Если ты читаешь это письмо, то значит, ты уже знаешь, что меня нет дома. Не злись и ничего не ломай. Да-да-да, я знаю, какая я плохая дочь… Ты же мне это всё время говоришь. И я осознаю всю свою вину за твои потраченные нервы, выпавшие волосы, которые только и делают, что из-за меня секутся и седеют, набранные килограммы и слоящиеся ногти.
Но я ничего с собой поделать не могу. Мне семнадцать лет, мамочка, семнадцать! Ты в этом возрасте уже с папой развлекалась, а мне нельзя. И это нечестно. Но я молчу, потому что всё равно уйду когда-нибудь от вас с отцом.
Да-да, сама знаю, что я тварь неблагодарная, но при этом не могу ответить тебе на вопрос: зачем ты меня рожала и ночей потом не спала?
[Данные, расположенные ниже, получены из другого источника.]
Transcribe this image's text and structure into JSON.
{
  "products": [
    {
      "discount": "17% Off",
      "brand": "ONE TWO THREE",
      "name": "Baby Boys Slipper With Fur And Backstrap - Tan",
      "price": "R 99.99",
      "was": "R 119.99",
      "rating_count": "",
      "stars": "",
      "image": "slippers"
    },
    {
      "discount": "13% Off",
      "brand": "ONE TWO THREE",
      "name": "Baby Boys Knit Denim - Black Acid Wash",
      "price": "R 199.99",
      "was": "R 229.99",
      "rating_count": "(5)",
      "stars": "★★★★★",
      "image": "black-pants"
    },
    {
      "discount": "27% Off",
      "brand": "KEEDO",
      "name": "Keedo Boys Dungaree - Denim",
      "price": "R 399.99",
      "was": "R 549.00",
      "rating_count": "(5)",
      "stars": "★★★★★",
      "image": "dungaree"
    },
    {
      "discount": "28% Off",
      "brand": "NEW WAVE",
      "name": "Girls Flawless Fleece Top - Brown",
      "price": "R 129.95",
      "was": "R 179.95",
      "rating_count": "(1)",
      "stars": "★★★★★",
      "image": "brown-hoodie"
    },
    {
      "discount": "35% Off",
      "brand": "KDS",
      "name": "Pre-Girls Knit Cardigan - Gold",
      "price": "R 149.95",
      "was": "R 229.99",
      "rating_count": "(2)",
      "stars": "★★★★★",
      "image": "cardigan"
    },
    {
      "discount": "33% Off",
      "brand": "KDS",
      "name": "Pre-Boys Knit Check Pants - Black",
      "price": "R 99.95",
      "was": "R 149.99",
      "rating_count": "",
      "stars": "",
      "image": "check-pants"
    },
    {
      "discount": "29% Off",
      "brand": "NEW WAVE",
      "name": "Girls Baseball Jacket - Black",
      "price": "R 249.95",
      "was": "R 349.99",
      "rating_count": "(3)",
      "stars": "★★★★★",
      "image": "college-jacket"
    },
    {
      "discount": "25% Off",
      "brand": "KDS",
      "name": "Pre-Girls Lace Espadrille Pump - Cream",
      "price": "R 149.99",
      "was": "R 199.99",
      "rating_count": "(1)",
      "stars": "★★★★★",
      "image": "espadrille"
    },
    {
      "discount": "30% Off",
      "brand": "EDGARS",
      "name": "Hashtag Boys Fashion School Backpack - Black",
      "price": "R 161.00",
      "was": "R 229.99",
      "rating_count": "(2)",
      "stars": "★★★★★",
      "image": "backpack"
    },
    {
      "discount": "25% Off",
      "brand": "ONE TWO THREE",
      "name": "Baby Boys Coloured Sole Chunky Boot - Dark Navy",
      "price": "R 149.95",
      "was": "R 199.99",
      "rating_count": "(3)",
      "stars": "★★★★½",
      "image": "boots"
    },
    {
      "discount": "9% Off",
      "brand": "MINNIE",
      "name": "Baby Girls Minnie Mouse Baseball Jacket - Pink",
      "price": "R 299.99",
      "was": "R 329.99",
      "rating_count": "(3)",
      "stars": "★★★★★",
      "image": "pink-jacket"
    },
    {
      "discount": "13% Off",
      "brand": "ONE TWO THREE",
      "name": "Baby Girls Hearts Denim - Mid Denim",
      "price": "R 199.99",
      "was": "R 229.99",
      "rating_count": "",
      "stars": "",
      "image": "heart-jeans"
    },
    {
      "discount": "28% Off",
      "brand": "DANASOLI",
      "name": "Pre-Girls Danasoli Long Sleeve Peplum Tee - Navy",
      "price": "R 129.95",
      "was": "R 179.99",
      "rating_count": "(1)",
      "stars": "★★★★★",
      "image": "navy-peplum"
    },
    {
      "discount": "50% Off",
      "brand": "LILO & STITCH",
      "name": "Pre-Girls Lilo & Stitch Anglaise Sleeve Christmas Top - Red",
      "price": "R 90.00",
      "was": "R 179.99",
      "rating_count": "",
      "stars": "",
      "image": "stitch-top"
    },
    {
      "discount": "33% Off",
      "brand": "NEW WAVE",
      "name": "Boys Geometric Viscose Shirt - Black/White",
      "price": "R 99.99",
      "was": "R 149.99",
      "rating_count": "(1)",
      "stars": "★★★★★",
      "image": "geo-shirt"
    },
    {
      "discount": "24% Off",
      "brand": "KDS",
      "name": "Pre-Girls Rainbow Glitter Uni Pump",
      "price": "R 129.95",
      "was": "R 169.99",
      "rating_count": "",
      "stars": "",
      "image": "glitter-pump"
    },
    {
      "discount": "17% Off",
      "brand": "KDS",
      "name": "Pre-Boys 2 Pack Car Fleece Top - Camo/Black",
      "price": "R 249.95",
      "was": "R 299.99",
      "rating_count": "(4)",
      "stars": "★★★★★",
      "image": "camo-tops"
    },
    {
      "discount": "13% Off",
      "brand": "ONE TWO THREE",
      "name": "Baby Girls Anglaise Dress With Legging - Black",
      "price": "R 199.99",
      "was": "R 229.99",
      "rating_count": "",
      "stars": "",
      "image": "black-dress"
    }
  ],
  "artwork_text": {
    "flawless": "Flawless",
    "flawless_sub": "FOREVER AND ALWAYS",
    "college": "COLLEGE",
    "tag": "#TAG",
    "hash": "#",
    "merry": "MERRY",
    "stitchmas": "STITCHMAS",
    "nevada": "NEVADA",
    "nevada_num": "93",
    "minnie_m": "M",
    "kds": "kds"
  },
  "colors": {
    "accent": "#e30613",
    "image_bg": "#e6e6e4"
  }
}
Но знаешь, я всё равно люблю тебя так же сильно, как и папа.
Мамочка, прости меня и с Новым годом!
С любовью, Сарада
P.S. Папочка, подержи мамочку часика три минимум! P.Р.S. Используй шаринган!» Усмехнувшись ещё шире, Учиха активировал додзюцу и ещё раз взглянул на письмо дочери. Между столбиков иероглифов проступили едва заметные канзи, которые были читаемы благодаря особым глазам, различающим даже такие минимальные изменения в цвете бумаги, как эти.«Папочка, все „дети“ для всех „взрослых“ у Орочимару-сана и Цунаде-сан, на самом деле мы на горячих источниках. И не пытайся нам помешать, как три года назад, а то у всех опять дети появятся, а у тебя с мамой — нет. Отдыхайте и наслаждайтесь. Хотя нет, ты работай, а то выйду за Боруто, и Учих не будет.
Целую и люблю, Твоя маленькая Богиня»
Глубоко вдохнув и выдохнув, Саске сжёг в пламени Аматерасу записку дочери и закричал жене: — Сакура! — Да?! — прокричала в ответ единственная зеленоглазая Учиха. — Сарада решила отметить Новый год с Цунаде и Орочимару, они там опыты над куницами и крысами ставят, так что нам надо заняться пополнением клана, — спустившись вниз, объявил брюнет. — Только менять пелёнки сам им будешь, — промурлыкала женщина, радуясь такому празднику. — С Новым годом, милый, — прошептала она, целуя мужа в губы.